Electrostatic forces have long been recognized to inherently influence the DNA structure and interactions including DNA bending and folding and DNA–ligand recognition, owing to the high charge density of the DNA molecule backbone, as well as the polar associative interactions between the nucleotide bases. Standard dielectric characterization tools, such as impedance spectroscopy and dielectrophoresis, only yield average values of DNA polarizability in bulk solution that include major secondary structural contributions and DNA-solvent interfacial effects (shielding). Latest experiments, calculate a value of 8.5D for the dielectric constant, which differs substantially both from values measured by the aforementioned techniques as well as from standard theoretical models ( typically assuming DNA to be a low-polarizable medium with 2-4D).

This work, which is laid in the form of a self-imposed Problem Set, aims to understand frequency dependance of the dielectric constant of DNA in solutions, in order to inform modern computational and experimental DNA assays. It starts by diving into the fields of electrostatic polarization and dielectric relaxation with the hope (hold your breath) to formulate a theoretical model for the dielectric spectrum of polar materials, like DNA polymers. It continues with the use of state-of-the-art Molecular Dynamic simulations, in order to test the full-atom available DNA structures against the theoretical model. Lastly, an experimental validation of the theoretical model is proposed and hopefully will be soon realized.
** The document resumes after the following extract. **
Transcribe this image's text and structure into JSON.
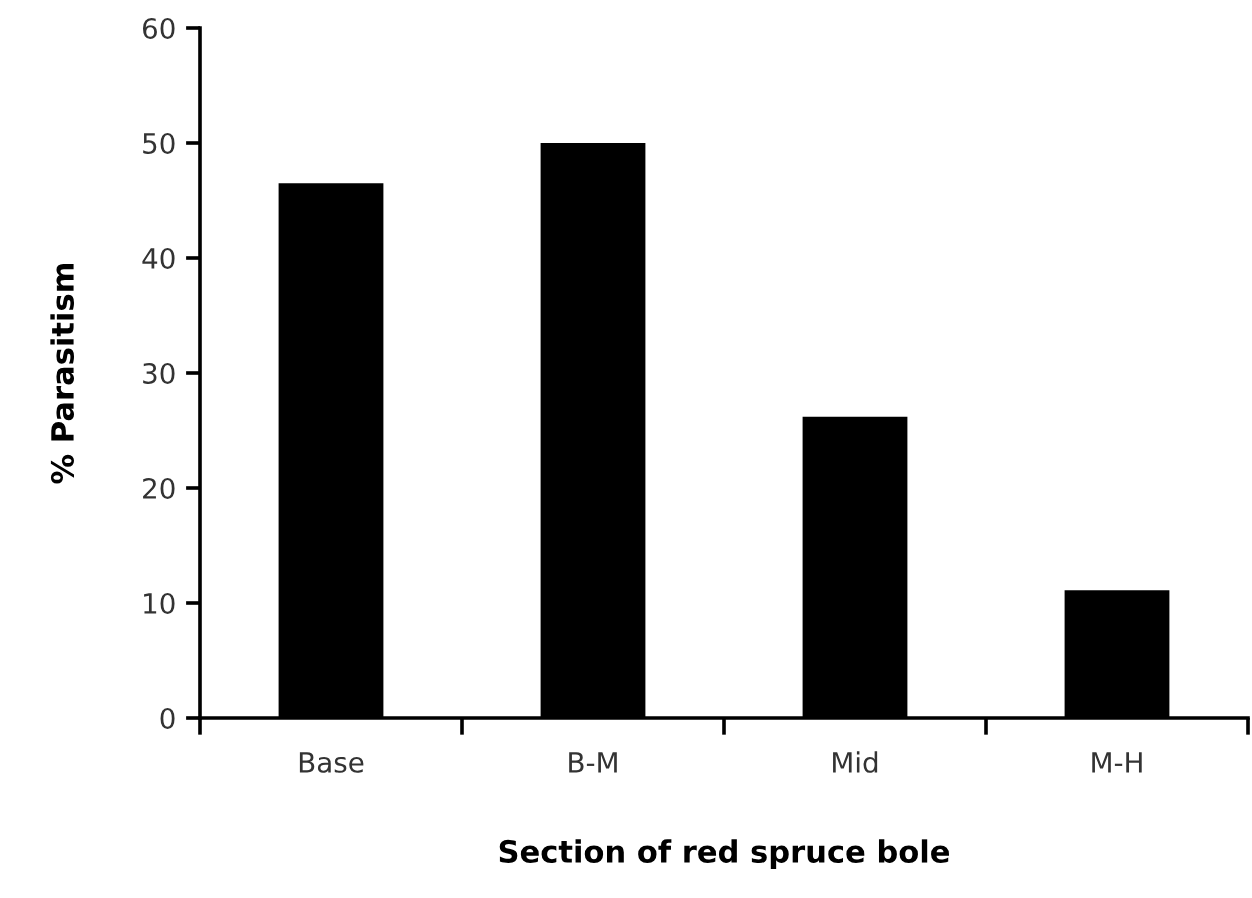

Bio-inspired Constraint Optimization

This was my initial idea for a class project, but I had to abandon it, as it comprised mostly of mathematical modeling and programming than physics. in a few words, the project would involve the study of Evolutionary Algorithms, i.e. search and optimization algorithms inspired by evolution in nature, focusing on Genetic Algorithms and Gene-Expression Programming. I am planning to explore this project next year, in context of the class Nature of Mathematical Modeling.

The motivation behind the study is recent findings in molecular and cell biology, which revealed the complexity and elegance of the cellular evolutionary mechanisms, departing drastically from the naive Mendelian view of evolution, i.e. random mutations and natural selection, that the computational Evolutionary Algorithms were initially based on. Epigenetics, miRNAs, transcription factors and DNA methylation are but a few of the techniques that a cell uses to regulate the expression of specific genes and chromosomal regions based on an environmentally defined fitness function. In this project, I would explore the implications of those mechanisms to the convergence of evolutionary algorithms in the context of constraint optimization problems.